But Hertling said that the forces that were taken out of Mosul have been moving back into the area since the end of December. Last week, the Iraqi government appointed a new Iraqi commander to be based in Mosul. He will coordinate the activities of the Iraqi Army, police, and border guards in the province, he said, hinting that major offensives against militants in Mosul may be launched shortly.
Goran cautions that replicating the CLC or the tribal awakening experience in Mosul will not work because of the province's fragile ethnic and sectarian mix which includes Arabs, Kurds, Turkmen, Sunnis, Shiites, Christians, and other groups like the Yazidis and Shabak.

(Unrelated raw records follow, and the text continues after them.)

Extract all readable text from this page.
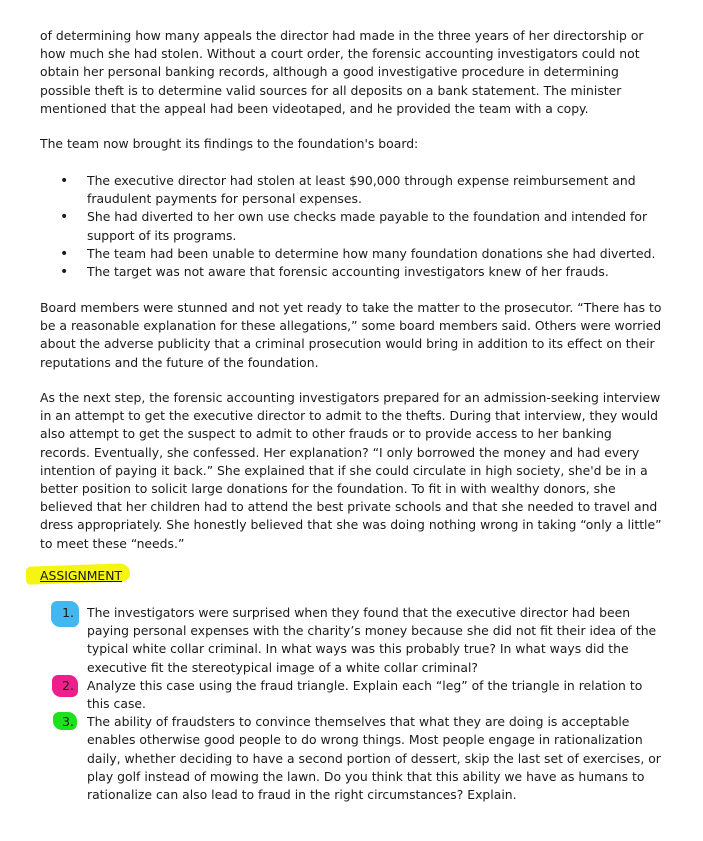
of determining how many appeals the director had made in the three years of her directorship or how much she had stolen. Without a court order, the forensic accounting investigators could not obtain her personal banking records, although a good investigative procedure in determining possible theft is to determine valid sources for all deposits on a bank statement. The minister mentioned that the appeal had been videotaped, and he provided the team with a copy.

The team now brought its findings to the foundation's board:

• The executive director had stolen at least $90,000 through expense reimbursement and fraudulent payments for personal expenses.
• She had diverted to her own use checks made payable to the foundation and intended for support of its programs.
• The team had been unable to determine how many foundation donations she had diverted.
• The target was not aware that forensic accounting investigators knew of her frauds.

Board members were stunned and not yet ready to take the matter to the prosecutor. “There has to be a reasonable explanation for these allegations,” some board members said. Others were worried about the adverse publicity that a criminal prosecution would bring in addition to its effect on their reputations and the future of the foundation.

As the next step, the forensic accounting investigators prepared for an admission-seeking interview in an attempt to get the executive director to admit to the thefts. During that interview, they would also attempt to get the suspect to admit to other frauds or to provide access to her banking records. Eventually, she confessed. Her explanation? “I only borrowed the money and had every intention of paying it back.” She explained that if she could circulate in high society, she'd be in a better position to solicit large donations for the foundation. To fit in with wealthy donors, she believed that her children had to attend the best private schools and that she needed to travel and dress appropriately. She honestly believed that she was doing nothing wrong in taking “only a little” to meet these “needs.”

ASSIGNMENT
1.	The investigators were surprised when they found that the executive director had been paying personal expenses with the charity’s money because she did not fit their idea of the typical white collar criminal. In what ways was this probably true? In what ways did the executive fit the stereotypical image of a white collar criminal?
2.	Analyze this case using the fraud triangle. Explain each “leg” of the triangle in relation to this case.
3.	The ability of fraudsters to convince themselves that what they are doing is acceptable enables otherwise good people to do wrong things. Most people engage in rationalization daily, whether deciding to have a second portion of dessert, skip the last set of exercises, or play golf instead of mowing the lawn. Do you think that this ability we have as humans to rationalize can also lead to fraud in the right circumstances? Explain.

The Dubai-based analyst Mr. Ani agrees, and says that this mix coupled with proximity to the Syrian border, through which foreign fighters and weapons stream, and heightened tensions between Kurds and Arabs, all combine to make Mosul an ideal base for insurgents linked to Al Qaeda.
Ani says the Kurds claim nearly 15 percent of the land of Nineveh Province and want it, along with the neighboring oil rich city of Kirkuk to the east, to be part of the Kurdistan region. This issue has unified the Sunni Arabs and Turkmen, concentrated in western and southern Nineveh, against the Kurds.
"The radicalization is happening very fast in Mosul," says Ani. "If the Americans do not pressure the Kurds to tone down their demands," he sees some groups in Mosul lining up with the Islamists fighting both the Americans and the Kurds. He says that only a political solution will work.
In addition to becoming a haven for Islamic radicals, Mosul has long had strong pan-Arab sentiments and was home to the highest number of Army officers during the rule of Saddam Hussein, he notes.
On Tuesday, Hertling said that troops have conducted nearly 40 operations in all of Iraq's northern provinces since the end of December. Those operations have resulted in the killing of 130 militants and the capture of another 370.
General Hertling nonetheless highlighted the problem that US forces have long faced against insurgents in Iraq.
"Whenever you feel comfortable that you've eliminated them in one area, they tend to re-emerge," Hertling said. "We'll never say that we've completed pursuing them because they may always come back."
Indeed, Mosul and Nineveh have a history of insurgent attacks. After a period of relative calm following the US-led invasion, Mosul became a major flashpoint and an Al Qaeda stronghold in the fall of 2004 right around the time of the US-led offensive against insurgents in Fallujah, a city west of Baghdad.
In November 2004, militants forced the entire police force of Mosul to quit in a series of bold and coordinated attacks. The US responded by establishing bases and outposts inside the city, just like those set up in Baghdad and Anbar's capital, Ramadi, during the past year, to eject the militants.